Uzun süredir bilinen ve başarı ile uygulanan bir tedavidir, 1940'lı yılların başında ABD'de uygulanmaya başlanmıştır, ülkemizde de 1950'li yıllardan beri başarı ile uygulanmaktadır. Radyoaktif iyot tedavisi gebelik ve emzirme dışında uygulanmasına engel bir durum yoktur. Uygulaması kolay, ucuz, etkin ve güvenilirliği kanıtlanmış bir yöntemdir.
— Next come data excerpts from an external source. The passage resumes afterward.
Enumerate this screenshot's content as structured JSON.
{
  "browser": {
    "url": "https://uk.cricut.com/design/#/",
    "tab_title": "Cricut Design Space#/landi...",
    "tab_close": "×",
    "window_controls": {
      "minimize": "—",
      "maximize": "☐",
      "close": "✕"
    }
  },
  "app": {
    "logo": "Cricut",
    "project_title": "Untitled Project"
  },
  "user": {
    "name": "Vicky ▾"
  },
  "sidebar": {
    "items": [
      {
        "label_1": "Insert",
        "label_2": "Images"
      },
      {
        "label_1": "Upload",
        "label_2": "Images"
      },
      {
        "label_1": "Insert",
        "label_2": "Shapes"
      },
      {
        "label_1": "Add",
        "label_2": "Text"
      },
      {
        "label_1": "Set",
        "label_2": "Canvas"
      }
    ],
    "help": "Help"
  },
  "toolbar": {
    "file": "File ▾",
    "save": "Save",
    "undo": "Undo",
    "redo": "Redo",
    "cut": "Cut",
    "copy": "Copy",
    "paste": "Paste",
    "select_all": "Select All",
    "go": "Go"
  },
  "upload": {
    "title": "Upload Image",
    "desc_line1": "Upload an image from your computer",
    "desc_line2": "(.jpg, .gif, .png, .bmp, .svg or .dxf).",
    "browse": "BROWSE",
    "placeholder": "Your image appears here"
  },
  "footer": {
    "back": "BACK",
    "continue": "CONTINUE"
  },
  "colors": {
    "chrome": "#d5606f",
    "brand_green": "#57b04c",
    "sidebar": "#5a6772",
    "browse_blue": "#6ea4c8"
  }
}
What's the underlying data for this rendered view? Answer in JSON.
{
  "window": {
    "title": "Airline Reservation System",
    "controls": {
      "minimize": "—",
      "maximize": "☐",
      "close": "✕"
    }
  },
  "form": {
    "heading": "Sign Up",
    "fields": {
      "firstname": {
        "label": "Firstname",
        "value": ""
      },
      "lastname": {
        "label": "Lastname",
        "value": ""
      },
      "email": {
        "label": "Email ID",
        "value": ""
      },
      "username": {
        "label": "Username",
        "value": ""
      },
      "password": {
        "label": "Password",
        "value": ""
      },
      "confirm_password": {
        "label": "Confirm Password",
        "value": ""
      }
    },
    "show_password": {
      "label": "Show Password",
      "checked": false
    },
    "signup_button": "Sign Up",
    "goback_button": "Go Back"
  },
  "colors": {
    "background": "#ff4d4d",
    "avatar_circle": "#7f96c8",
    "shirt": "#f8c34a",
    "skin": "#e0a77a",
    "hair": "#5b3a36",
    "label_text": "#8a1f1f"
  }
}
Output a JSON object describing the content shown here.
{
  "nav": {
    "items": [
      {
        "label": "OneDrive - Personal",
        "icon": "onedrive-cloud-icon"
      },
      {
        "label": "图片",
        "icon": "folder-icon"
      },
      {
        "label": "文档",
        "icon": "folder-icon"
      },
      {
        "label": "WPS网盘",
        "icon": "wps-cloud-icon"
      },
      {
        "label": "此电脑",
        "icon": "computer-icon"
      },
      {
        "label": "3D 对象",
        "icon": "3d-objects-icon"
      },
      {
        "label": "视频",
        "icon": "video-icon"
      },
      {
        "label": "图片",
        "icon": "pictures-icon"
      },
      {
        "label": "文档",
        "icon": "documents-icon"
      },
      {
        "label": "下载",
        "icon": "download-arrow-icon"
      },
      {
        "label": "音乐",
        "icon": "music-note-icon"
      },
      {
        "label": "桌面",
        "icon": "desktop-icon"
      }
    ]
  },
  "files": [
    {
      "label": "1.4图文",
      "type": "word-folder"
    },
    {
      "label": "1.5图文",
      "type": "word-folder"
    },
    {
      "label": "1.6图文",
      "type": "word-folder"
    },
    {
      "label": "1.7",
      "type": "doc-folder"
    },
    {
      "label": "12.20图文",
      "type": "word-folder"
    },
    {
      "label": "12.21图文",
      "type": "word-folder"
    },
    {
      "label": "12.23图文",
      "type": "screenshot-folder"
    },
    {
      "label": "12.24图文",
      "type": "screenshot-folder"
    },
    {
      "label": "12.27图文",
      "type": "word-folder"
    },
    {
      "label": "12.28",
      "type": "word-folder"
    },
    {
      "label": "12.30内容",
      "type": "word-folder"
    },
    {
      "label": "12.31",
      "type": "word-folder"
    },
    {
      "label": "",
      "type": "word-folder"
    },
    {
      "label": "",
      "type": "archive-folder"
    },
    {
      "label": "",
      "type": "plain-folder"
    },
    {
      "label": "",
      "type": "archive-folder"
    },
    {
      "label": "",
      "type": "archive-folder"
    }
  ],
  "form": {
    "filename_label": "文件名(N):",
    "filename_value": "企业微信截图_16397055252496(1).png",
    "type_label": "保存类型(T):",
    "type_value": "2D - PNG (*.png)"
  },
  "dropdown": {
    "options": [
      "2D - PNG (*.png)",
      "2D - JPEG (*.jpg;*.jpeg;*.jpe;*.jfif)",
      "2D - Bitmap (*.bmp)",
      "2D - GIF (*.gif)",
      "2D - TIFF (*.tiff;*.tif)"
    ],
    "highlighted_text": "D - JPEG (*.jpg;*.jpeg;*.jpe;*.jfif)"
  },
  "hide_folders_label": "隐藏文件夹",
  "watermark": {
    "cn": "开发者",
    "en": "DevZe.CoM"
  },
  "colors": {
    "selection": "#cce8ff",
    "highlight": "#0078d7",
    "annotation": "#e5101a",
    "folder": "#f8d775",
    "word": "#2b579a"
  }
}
Ancak yine de radyasyonun bilinemeyen zararlı etkileri nedeni ile tedavi sonrası kısa süre önlemler alınarak çevreye yayılması engellenir. Tükrük bezlerinde iyot tutulumu olması nedeniyle hasar oluşabilir veya geçici olarak iltihaplanabilirler. Bununla birlikte alınacak önlemlerle kalıcı zarar oluşması engellenebilir.